I'm trying to learn the Inflate algorithm by implementing it in Java so that I may then implement it in assembly for a CPU with a very restricted instruction set.
I'm having trouble reading in the correct code lengths from the file after reading in the number of literal, distance, and length codes.
I'm following through an implementation as described here, where they provide an example .gz file gunzip.c.gz. After reading in the gzip headers, the following is the first 56 bits of the first (and if I'm reading it correctly, only) compressed data block:
10111101 00011011 11111101 01101111 11011010 11001000 11110010
I will refer to bits in a byte by the following offsets: [76543210]
The first byte 10111101
contains the end of block
at offset 0
, offset 21
contain the two bits that determine the block type.
In this case, this is the last block, and it is a dynamic Huffman Tree.
The following bits to be interpreted are the number of literal (5 bits), distance (5 bits), and length (4 bits) codes. They are read in as follows:
10111101 -> 10111XXX -> 23 (literal)
00011011 -> XXX11011 -> 27 (distance)
00011011 11111101 -> 000XXXXX XXXXXXX1 -> 1000 -> 8 (length)

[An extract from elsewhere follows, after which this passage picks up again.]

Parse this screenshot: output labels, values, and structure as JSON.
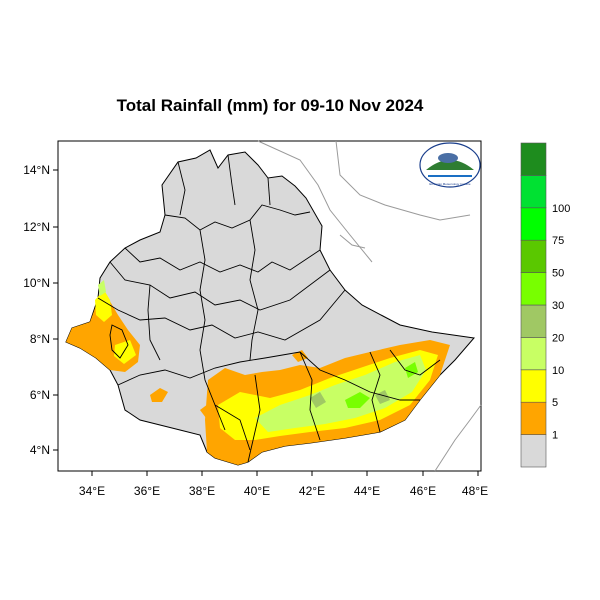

After this point, I'm having trouble. The next 36 bits should be 12 sets of 3 bits that indicate the code lengths.
From the bytes above, I see (interpreted as little-endian):
110 111 111 011 011 010 011 011 100 100 101 100
3 7 7 6 6 2 6 6 1 1 5 1
But I expect (as indicated in the link above)
101 011 011 110 110 110 110 110 110 001 001 001
5 6 6 3 3 3 3 3 3 4 4 4
I can't see any way to get these values from the file. I must be misinterpreting how the bits should be read. Given a byte with a 5 bit value followed by a 3 bit value, [CBA43210]
I would read it as 01234
and ABC
.
Is the article wrong in what the correct code lengths should be, or more likely, am I wrong on how they should be interpreted?